W roli beniaminka na drugoligowych boiskach radziła sobie przyzwoicie i kolejne rozgrywki zakończyła na 11 miejscu w tabeli. W tym sezonie działacze celowali w kolejną promocję, ale Adrian Paluchowski i jego koledzy byli bardzo nieregularni. Potrafili ogrywać wyżej notowanych rywali jednak sporo punktów zgubili w spotkaniach z zespołami, które ostatecznie musiały pogodzić się ze spadkiem – a konkretnie aż 10 „oczek”. Przedostatnia w stawce Garbarnia Kraków rozbiła Wisłę u siebie aż 4:1 i wydawało się, że podopieczni trenera Pawlaka nie załapią się do czołowej szóstki, a co za tym idzie barażów o awans.

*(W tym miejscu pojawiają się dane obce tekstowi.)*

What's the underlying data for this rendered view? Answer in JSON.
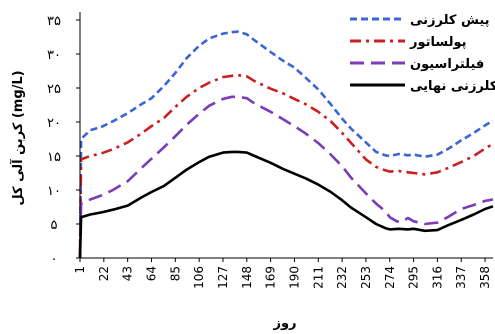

Kiepsko było z dołem tabeli, ale dużo lepiej z czołowymi ekipami w lidze. Duma Powiśla pokonała na wyjazdach: KKS Kalisz i Stomil Olsztyn, a u siebie chociażby Motor Lublin. I ostatecznie nadal miała szansę na promocję. Niestety, zakończyła sezon na półfinale baraży, po tym, jak uległa w środę Stomilowi 1:3. Jak się okazało, to był ostatni mecz zespołu pod wodzą trenera Pawlaka.
51-letni szkoleniowiec w sumie poprowadził zespół w 114 meczach. W tym czasie zanotował: 62 zwycięstwa, 22 remisy i 30 porażek. Co ciekawe, tydzień temu trener wypowiedział się na temat swojej przyszłości i przyznawał, że nic nie jest przesądzone. – W przypadku awansu mój kontrakt w Puławach przedłuży się automatycznie. Ja siebie szanuję, ale szanuję przede wszystkim klub, w którym jestem i który daje mi pracę, a na co dzień dużo radości. Oczywiście, w środę może to być mój ostatni mecz, ale ja się nie zamykam, to pytanie trzeba zadać, gdzie indziej – wyjaśniał Mariusz Pawlak przed barażowym spotkaniem ze Stomilem.
Ostatecznie plotki się potwierdziły i działacze Dumy Powiśla potwierdzili, że wygasająca z końcem czerwca umowa szkoleniowca nie zostanie przedłużona.